Adam and his wife were both naked, and they felt no shame
I usually glance over this beginning story with very little thought of Eve. I often visualize this funny scripture with blurry white bodies something like the smiling cartoons wilting on a vacation bible school’s felt board. (Because of course Adam and Eve were middle class white folk.)
But as I was thinking about it today, I thought about this tiny moment in history singularly as what it meant for Eve: A full grown woman stark neckid, with absolutely nothing to hide… Nothing to hide about her body.
She did not have one passing thought of I need to suck in my stomach, if only my thighs were narrower, I wonder if Adam is seeing my good side, I should cut more sugar out of my diet …
She was naked and she was okay. I’m not positive if there’s an absolute antonym to the word “shame.” Maybe it’s one of those things like “peace” you don’t recognize you have until it leaves you for a sec.
Because when shame came, that “okay” part of her was suddenly gone. That rested part of her soul was suddenly rudely awakened that she certainly had things that didn’t measure up. She had things that needed to be covered up.
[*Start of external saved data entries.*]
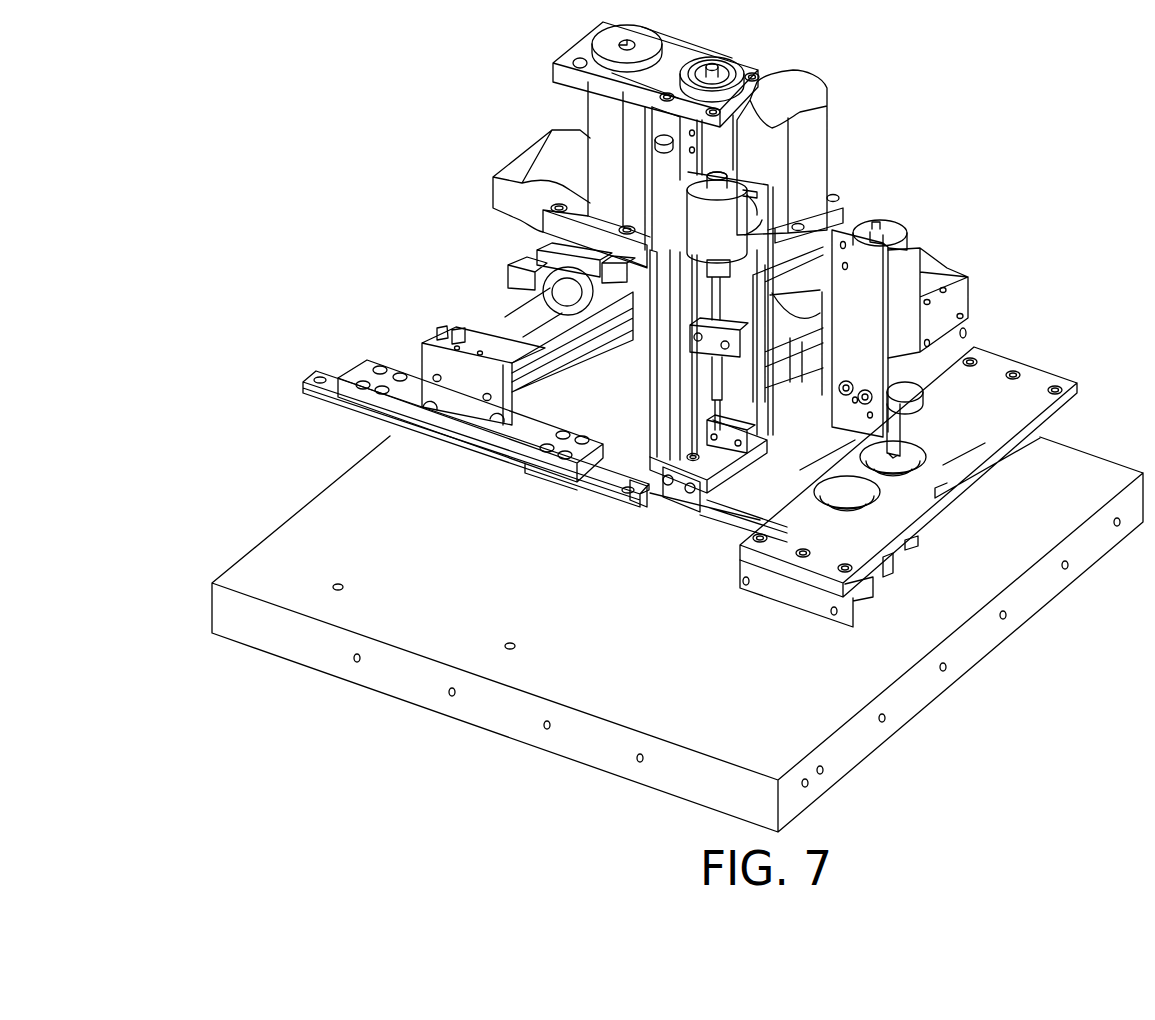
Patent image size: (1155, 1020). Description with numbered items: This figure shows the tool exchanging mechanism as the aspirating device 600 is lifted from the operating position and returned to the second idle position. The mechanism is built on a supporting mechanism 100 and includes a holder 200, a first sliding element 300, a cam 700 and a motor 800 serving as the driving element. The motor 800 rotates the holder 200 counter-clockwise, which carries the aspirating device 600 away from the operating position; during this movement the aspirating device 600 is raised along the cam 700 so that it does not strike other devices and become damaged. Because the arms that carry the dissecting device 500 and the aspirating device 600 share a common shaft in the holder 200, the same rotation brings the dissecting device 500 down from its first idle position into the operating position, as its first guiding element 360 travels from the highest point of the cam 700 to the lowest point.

The supporting mechanism 100 is at (873, 247).
The holder 200 is at (790, 300).
The first sliding element 300 is at (805, 318).
The first guiding element 360 is at (822, 318).
The dissecting device 500 is at (903, 352).
The aspirating device 600 is at (705, 218).
The cam 700 is at (793, 300).
The motor 800 is at (758, 152).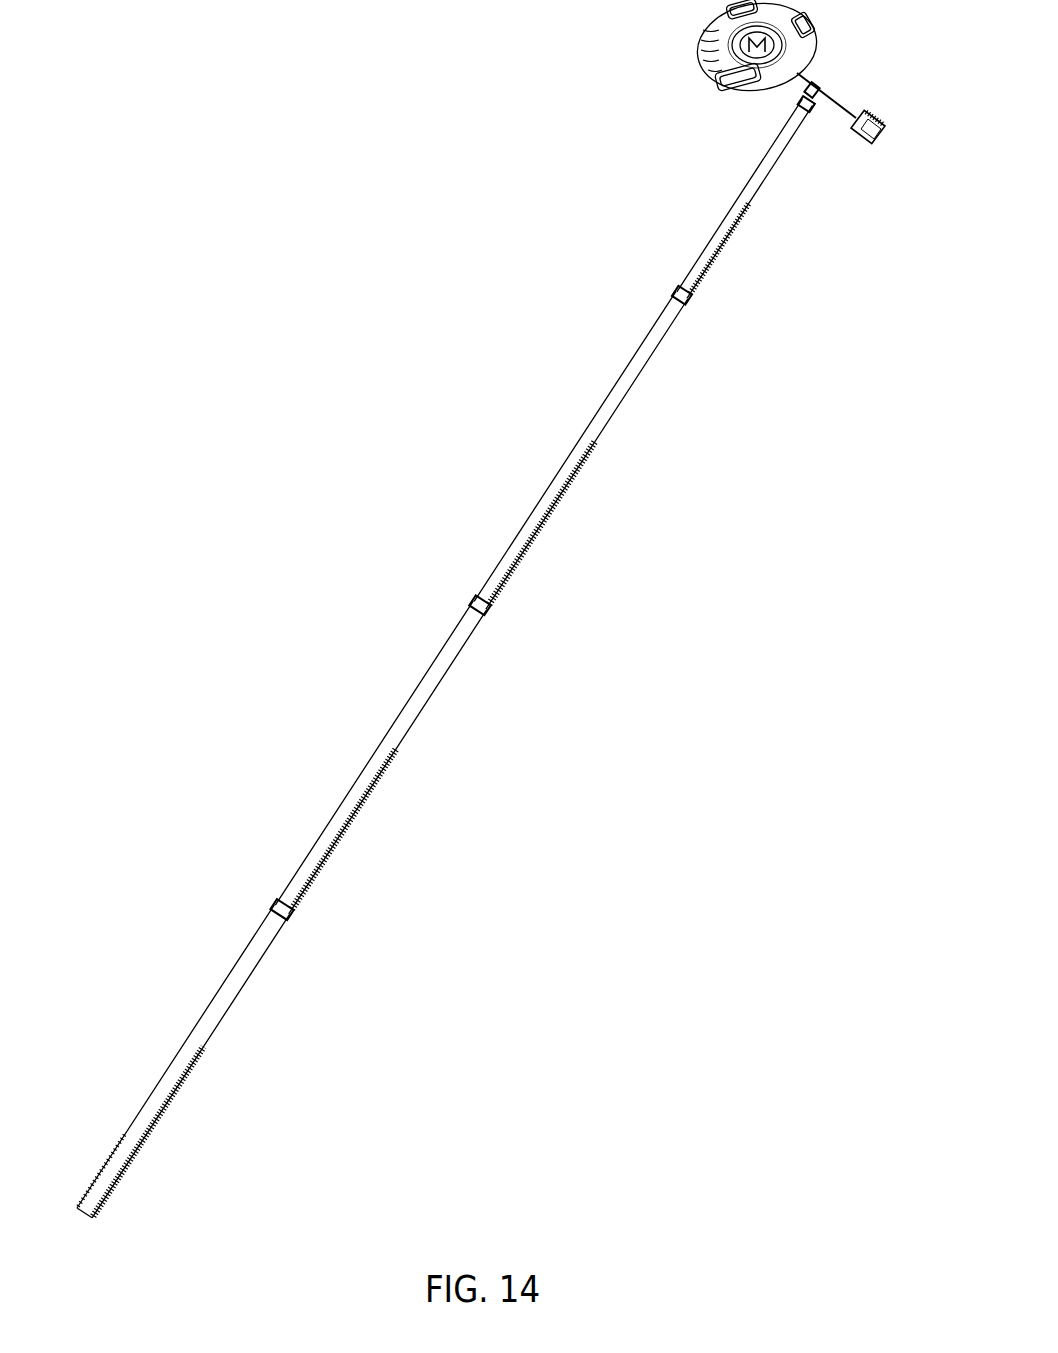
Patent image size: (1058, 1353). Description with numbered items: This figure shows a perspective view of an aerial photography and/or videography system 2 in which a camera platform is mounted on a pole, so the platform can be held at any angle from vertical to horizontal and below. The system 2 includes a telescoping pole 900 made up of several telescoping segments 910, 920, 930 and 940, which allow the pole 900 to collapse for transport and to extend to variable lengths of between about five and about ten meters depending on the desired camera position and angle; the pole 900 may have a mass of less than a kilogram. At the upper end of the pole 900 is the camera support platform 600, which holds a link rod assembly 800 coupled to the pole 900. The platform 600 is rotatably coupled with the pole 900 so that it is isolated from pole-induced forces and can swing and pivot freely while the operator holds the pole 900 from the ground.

The aerial photography and/or videography system 2 is at (471, 609).
The camera support platform 600 is at (680, 72).
The connector 800 is at (862, 160).
The telescoping pole 900 is at (448, 657).
The telescoping segment 910 is at (207, 1042).
The telescoping segment 920 is at (380, 740).
The telescoping segment 930 is at (597, 432).
The telescoping segment 940 is at (730, 207).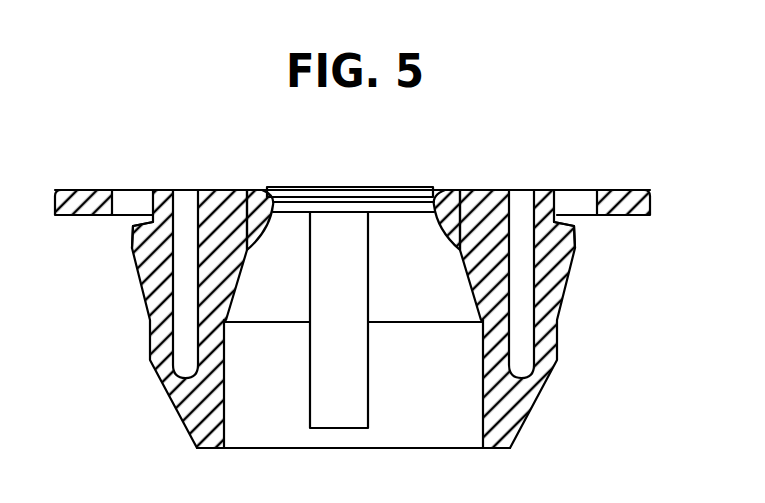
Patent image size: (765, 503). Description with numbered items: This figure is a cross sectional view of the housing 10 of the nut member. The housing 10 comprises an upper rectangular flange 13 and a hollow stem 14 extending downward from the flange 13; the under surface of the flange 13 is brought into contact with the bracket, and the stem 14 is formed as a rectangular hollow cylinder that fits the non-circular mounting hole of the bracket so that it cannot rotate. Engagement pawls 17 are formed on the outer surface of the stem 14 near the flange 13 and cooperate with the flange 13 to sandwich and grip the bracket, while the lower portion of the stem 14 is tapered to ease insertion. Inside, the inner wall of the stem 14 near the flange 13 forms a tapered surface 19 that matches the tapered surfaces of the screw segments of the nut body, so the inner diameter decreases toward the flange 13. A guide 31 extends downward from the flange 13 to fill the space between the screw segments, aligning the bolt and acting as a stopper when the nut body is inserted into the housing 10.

The housing 10 is at (493, 161).
The flange 13 is at (88, 198).
The stem 14 is at (202, 415).
The engagement pawl 17 is at (134, 254).
The tapered surface 19 is at (258, 195).
The guide 31 is at (353, 385).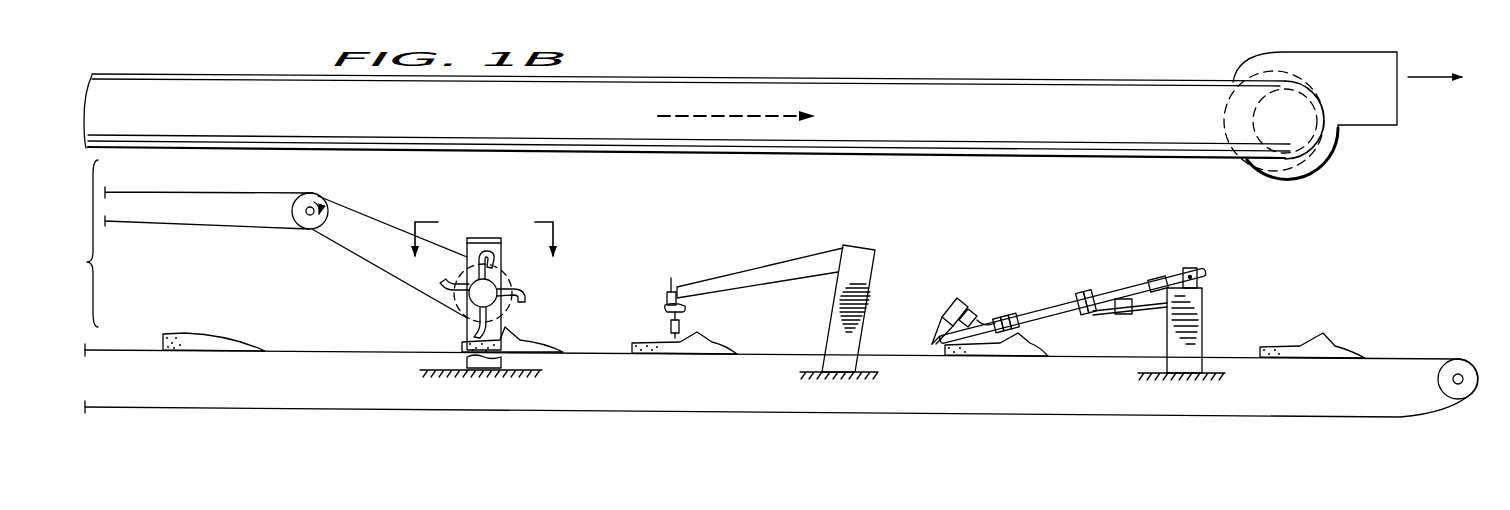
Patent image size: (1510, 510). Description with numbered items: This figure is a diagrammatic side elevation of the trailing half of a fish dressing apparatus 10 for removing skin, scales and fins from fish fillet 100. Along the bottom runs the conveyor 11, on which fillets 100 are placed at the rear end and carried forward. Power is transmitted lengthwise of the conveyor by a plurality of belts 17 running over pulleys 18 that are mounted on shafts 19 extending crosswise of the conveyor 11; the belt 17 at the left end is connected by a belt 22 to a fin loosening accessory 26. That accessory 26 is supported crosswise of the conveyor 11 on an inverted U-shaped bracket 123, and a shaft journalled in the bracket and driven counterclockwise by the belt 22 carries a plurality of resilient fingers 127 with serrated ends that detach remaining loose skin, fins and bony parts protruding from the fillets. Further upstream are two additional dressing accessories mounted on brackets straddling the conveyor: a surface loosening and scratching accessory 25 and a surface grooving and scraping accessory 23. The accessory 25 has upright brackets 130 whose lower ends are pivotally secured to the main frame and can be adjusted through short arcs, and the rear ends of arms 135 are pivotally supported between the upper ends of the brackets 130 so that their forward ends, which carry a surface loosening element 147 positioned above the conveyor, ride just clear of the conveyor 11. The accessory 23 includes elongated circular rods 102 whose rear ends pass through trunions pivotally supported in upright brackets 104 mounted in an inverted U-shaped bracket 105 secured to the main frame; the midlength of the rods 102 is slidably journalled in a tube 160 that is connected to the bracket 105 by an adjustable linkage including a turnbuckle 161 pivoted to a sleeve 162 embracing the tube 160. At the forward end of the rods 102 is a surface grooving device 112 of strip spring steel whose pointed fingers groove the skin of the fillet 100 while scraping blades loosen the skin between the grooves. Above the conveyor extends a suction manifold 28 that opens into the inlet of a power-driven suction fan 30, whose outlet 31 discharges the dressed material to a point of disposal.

The fish dressing apparatus 10 is at (1057, 72).
The conveyor 11 is at (317, 343).
The belts 17 is at (152, 226).
The pulleys 18 is at (486, 221).
The shafts 19 is at (306, 213).
The belt 22 is at (367, 266).
The surface grooving and scraping accessory 23 is at (1226, 292).
The surface loosening and scratching accessory 25 is at (826, 243).
The fin loosening accessory 26 is at (524, 282).
The suction manifold 28 is at (900, 90).
The suction fan 30 is at (1283, 52).
The outlet 31 is at (1393, 52).
The fish fillet 100 is at (180, 333).
The rods 102 is at (1160, 278).
The brackets 104 is at (1191, 268).
The inverted U-shaped bracket 105 is at (1202, 320).
The surface grooving device 112 is at (968, 298).
The inverted U-shaped bracket 123 is at (480, 238).
The resilient fingers 127 is at (443, 293).
The upright brackets 130 is at (875, 278).
The arms 135 is at (775, 265).
The nozzle 147 is at (670, 280).
The tube 160 is at (1042, 310).
The turnbuckle 161 is at (1123, 315).
The sleeve 162 is at (1093, 295).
What I found fascinating about this – Eve could only be naked and without shame in the presence of her Creator. The moment she chose her own opinion instead of God’s, her perfection invited man’s authority on her own design.
It make me wonder if a person, a woman, could ever feel truly rested in her design without ever being with her Creator? Shame has a deafening voice most may find unrecognizable due to it’s consistency.